Reaching Across the Ideological Aisle
Polls indicate that Americans today are more ideologically and politically divided than they have been for many decades. Yet, people also express a desire for elected officials to work together to solve the nation's problems.
Greater cooperation across political and ideological lines is badly needed in education to jump-start the long-overdue and anxiously awaited revisions to the No Child Left Behind Act and to clear the logjam of other major federal education laws that have expired or will soon expire. As they deal with this problem, legislators might take a lesson from an extraordinary example of cooperation among education experts with different viewpoints that took place in Washington over a five-year period—and on no less controversial a topic than NCLB.
Here's what happened. In 2005, when I was the president of the Center on Education Policy, or CEP, I came to believe that policy discussions were concentrating too much on how NCLB was being carried out and not enough on whether it was meeting its goal of increasing student achievement, especially for historically low-performing groups of students. I decided that the center should do a study of student achievement since the passage of NCLB, which was signed into law in January 2002. For guidance on how to design such a study, I consulted with top assessment experts, particularly Robert L. Linn from the University of Colorado at Boulder and W. James Popham from the University of California, Los Angeles. They advised us to look at test data, as there was no other uniform source of information on learning. That meant looking at results from both the National Assessment of Educational Progress, or NAEP, and the state assessments required by No Child Left Behind.
Since this was obviously a sensitive issue that also raised technical questions, it seemed prudent to put together an advisory group of people with different opinions about NCLB. Otherwise, the study conclusions would have little credibility.
Linn and Popham, nationally recognized assessment experts, agreed to be on a panel. Then, we filled out the group with Eric A. Hanushek from the conservative Hoover Institution at Stanford University; Frederick M. Hess from the conservative American Enterprise Institute; and Laura Hamilton from the nonpartisan, research-based RAND Corp. I came to the panel after having served for many years as the chief education expert for the Democrats on the education committee in the U.S. House of Representatives. This mixture gave us expertise in tests, policy, and research, while also bringing in political diversity.
The group met with the CEP's in-house experts, Naomi Chudowsky, Diane Stark Rentner, and Nancy Kober, and agreed on a three-step process to ensure objectivity in their findings.
First, the CEP would ask each state to provide detailed test data and other relevant information and to verify the accuracy of the data collected. Comparable NAEP data would also be analyzed. The Human Resources Research Organization, which has extensive experience analyzing test data and conducting other types of program and policy analysis, helped us with the work. Second, the panel and members of the CEP staff would establish consistent rules for analyzing the state data.

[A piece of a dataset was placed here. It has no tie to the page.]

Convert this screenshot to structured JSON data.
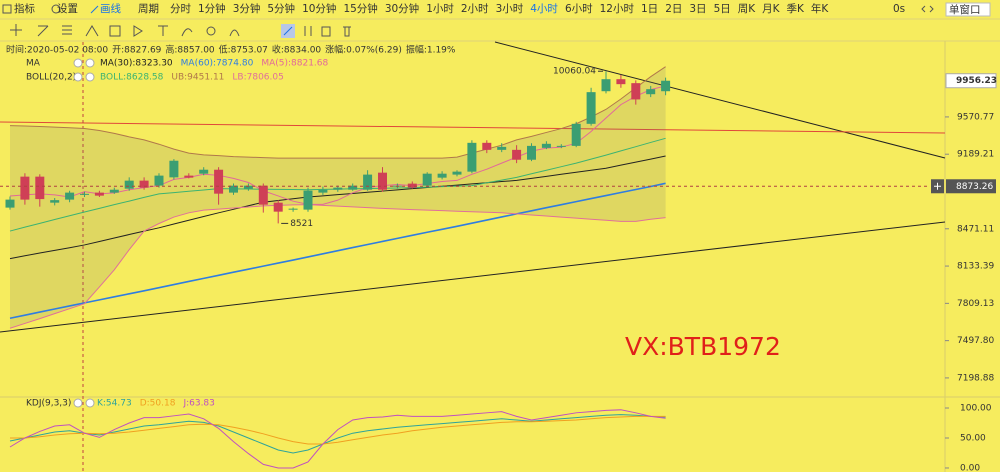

Third, CEP staff members would write draft reports with guidance from the expert panel, and would submit the reports to the panel for review and comments.
The panel met in person multiple times a year for the first few years, and developed a sense of camaraderie. Later, members met less often, but supplemented their meetings with email consultations.
The states were wonderfully cooperative in providing data, which the CEP, in turn, made available broadly.
From 2007 to 2011, the CEP produced 17 reports using this process of data collection and analysis. President George W. Bush, important congressional leaders, and education experts cited the CEP's achievement reports, and the media filed hundreds of stories tied to their release. In later years, the center issued several reports a year on different aspects of achievement.
The expert panel faithfully fulfilled its duties during the whole process. The members spent hundreds of hours debating the rules for analysis, guiding the staff's work, and reviewing draft and final reports. Amazingly, although there were disagreements among the experts on the rules, analysis, and conclusions, there was always a willingness to find common ground.
What led to our success in this potentially fraught process? Many reasons. For one, the experts were all knowledgeable and professional; they came to respect one another, even though they may have disagreed among themselves on political or ideological matters.
In addition, establishing objective rules for analysis before the data were collected was important. It meant that everyone agreed to let the chips fall where they would once the rules were applied.
Lastly, the openness of the process was key in that each panel member read the draft reports at various stages and debated the accuracy of the conclusions.
While this type of cooperation among people of varying beliefs is not unique, it is becoming rarer because of the divisions we find in society today. I see three lessons in the CEP's experience that can help us have more, rather than less, cooperation. These points echo my experiences working in Congress for 27 years seeking bipartisan cooperation in legislating.
• First, we must respect other people's opinions. No one has a monopoly on the truth.
• Second, we must try for cooperation, and give assurances that objectivity will prevail despite one's beliefs.
• Third, the process must be completely open so that everyone knows everything.
A democracy cannot function well without cooperation and compromise. Neither can there be agreement on the best policies for our nation's schools unless we try to be objective, open, and respectful. I hope the CEP's experience will offer a road map for others.